Evolution of Quantum Criticality in CeNi_{9-x}Cu_xGe_4

TL;DR

This study investigates how chemical substitution in CeNi_{9-x}Cu_xGe_4 tunes its ground state from non-magnetic to magnetically ordered, revealing a quantum critical point linked to changes in crystal field degeneracy and Kondo-RKKY balance.

Contribution

It demonstrates a substitution-driven quantum phase transition involving both Kondo-RKKY competition and crystal field degeneracy reduction, a novel finding in heavy fermion systems.

Findings

Quantum critical behavior observed at x ~ 0.4.

Ground state evolves from non-magnetic to magnetic with Cu substitution.

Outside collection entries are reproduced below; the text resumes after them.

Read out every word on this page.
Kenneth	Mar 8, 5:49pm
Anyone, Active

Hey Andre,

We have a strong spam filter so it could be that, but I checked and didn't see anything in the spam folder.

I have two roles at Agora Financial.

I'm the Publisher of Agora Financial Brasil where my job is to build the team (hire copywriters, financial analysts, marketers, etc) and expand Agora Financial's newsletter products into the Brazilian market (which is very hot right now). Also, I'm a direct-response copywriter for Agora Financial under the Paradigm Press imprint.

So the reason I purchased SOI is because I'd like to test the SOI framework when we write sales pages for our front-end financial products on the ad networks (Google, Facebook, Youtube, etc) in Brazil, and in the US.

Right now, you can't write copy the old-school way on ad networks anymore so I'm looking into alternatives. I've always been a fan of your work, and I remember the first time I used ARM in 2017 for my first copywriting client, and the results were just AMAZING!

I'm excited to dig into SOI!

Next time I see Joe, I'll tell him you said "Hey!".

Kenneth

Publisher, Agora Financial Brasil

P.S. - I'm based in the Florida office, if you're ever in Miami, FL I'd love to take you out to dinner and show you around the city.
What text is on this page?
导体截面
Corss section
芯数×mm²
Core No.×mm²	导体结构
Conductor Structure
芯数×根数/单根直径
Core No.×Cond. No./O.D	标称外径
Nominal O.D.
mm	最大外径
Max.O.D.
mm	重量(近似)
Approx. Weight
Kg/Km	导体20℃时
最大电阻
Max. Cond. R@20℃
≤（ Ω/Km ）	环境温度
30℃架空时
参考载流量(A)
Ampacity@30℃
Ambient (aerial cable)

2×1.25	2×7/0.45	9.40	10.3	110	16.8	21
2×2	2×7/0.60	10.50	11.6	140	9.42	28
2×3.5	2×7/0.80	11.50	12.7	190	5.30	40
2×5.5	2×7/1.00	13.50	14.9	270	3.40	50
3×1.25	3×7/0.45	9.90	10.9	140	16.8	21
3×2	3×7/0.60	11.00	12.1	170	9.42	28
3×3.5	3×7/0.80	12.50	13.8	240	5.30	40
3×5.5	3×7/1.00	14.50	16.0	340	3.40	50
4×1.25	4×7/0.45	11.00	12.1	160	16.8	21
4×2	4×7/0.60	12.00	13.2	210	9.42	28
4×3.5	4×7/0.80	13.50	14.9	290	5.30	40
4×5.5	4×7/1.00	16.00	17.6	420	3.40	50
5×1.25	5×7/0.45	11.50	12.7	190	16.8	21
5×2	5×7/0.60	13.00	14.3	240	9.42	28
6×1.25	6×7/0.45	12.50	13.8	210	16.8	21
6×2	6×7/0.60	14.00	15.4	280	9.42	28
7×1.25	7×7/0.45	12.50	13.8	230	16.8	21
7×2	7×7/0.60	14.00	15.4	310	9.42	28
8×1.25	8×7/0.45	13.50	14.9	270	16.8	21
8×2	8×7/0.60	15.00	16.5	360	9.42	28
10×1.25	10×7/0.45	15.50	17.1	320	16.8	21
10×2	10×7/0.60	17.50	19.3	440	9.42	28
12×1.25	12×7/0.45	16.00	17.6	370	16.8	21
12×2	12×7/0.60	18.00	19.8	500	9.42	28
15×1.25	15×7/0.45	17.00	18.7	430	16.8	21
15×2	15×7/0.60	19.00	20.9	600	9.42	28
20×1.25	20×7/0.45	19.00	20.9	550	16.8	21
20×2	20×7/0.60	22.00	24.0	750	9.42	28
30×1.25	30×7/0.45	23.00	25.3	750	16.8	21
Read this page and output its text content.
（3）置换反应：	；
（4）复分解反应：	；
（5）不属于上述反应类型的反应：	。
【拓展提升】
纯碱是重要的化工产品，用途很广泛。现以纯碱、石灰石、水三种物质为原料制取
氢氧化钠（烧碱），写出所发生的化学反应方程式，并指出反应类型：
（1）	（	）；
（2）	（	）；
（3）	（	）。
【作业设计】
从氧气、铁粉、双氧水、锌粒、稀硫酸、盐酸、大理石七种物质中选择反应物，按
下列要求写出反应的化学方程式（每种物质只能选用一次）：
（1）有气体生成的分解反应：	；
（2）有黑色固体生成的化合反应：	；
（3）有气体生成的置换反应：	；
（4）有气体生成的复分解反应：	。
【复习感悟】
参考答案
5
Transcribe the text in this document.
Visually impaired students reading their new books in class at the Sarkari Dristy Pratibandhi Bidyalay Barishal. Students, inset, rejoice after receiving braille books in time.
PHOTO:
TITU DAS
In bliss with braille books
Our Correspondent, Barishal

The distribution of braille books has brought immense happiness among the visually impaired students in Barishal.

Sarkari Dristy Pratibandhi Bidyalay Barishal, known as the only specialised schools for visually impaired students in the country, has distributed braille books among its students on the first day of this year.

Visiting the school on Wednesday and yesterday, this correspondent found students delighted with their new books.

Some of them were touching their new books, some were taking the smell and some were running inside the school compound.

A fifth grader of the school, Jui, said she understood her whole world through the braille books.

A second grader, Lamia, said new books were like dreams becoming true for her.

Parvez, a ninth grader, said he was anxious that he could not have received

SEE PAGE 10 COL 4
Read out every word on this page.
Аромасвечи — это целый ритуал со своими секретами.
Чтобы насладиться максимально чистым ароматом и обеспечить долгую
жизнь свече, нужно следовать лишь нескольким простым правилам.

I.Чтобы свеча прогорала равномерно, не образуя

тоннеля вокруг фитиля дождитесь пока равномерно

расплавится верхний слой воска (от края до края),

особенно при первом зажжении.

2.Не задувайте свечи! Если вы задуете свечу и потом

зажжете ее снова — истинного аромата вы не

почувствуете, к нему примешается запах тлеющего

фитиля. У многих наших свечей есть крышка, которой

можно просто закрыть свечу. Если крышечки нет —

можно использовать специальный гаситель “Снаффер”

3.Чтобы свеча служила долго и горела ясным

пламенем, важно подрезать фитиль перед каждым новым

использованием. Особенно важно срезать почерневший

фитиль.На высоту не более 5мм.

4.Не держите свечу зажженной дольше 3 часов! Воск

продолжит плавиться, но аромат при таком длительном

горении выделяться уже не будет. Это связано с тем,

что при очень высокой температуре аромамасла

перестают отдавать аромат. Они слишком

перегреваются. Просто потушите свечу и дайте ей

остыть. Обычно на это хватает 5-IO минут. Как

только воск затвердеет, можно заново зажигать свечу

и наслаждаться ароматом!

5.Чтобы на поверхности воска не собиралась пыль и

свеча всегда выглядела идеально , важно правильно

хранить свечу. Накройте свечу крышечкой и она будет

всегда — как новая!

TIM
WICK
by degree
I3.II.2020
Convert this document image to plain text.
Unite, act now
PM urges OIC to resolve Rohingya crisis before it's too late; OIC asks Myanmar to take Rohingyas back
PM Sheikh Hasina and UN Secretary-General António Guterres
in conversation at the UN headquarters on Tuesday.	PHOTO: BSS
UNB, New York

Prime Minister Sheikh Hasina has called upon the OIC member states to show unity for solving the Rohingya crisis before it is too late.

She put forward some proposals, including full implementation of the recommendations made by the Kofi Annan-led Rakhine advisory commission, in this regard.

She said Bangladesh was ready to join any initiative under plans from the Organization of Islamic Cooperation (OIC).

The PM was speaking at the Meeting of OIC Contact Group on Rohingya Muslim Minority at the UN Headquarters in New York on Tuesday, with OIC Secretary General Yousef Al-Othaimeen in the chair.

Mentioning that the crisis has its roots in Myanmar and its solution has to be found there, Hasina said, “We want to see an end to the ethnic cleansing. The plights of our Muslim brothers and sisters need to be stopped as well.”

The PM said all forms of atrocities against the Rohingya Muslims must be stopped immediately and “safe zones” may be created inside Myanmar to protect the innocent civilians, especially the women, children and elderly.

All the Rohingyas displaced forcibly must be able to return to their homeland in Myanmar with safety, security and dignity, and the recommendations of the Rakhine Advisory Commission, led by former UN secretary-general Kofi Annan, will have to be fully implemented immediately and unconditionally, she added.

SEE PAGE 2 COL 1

First system linking substitution-driven quantum phase transition with crystal field degeneracy change.

Abstract

Crystal structure, specific heat, thermal expansion, magnetic susceptibility and electrical resistivity studies of the heavy fermion system CeNi_{9-x}Cu_xGe_4 (0 <= x <= 1) reveal a continuous tuning of the ground state by Ni/Cu substitution from an effectively fourfold degenerate non-magnetic Kondo ground state of CeNi_9Ge_4 (with pronounced non-Fermi-liquid features) towards a magnetically ordered, effectively twofold degenerate ground state in CeNi_8CuGe_4 with T_N = 175 +- 5 mK. Quantum critical behavior, C/T ~ \chi ~ -ln(T), is observed for x about 0.4. Hitherto, CeNi_{9-x}Cu_xGe_4 represents the first system where a substitution-driven quantum phase transition is connected not only with changes of the relative strength of Kondo effect and RKKY interaction, but also with a reduction of the effective crystal field ground state degeneracy.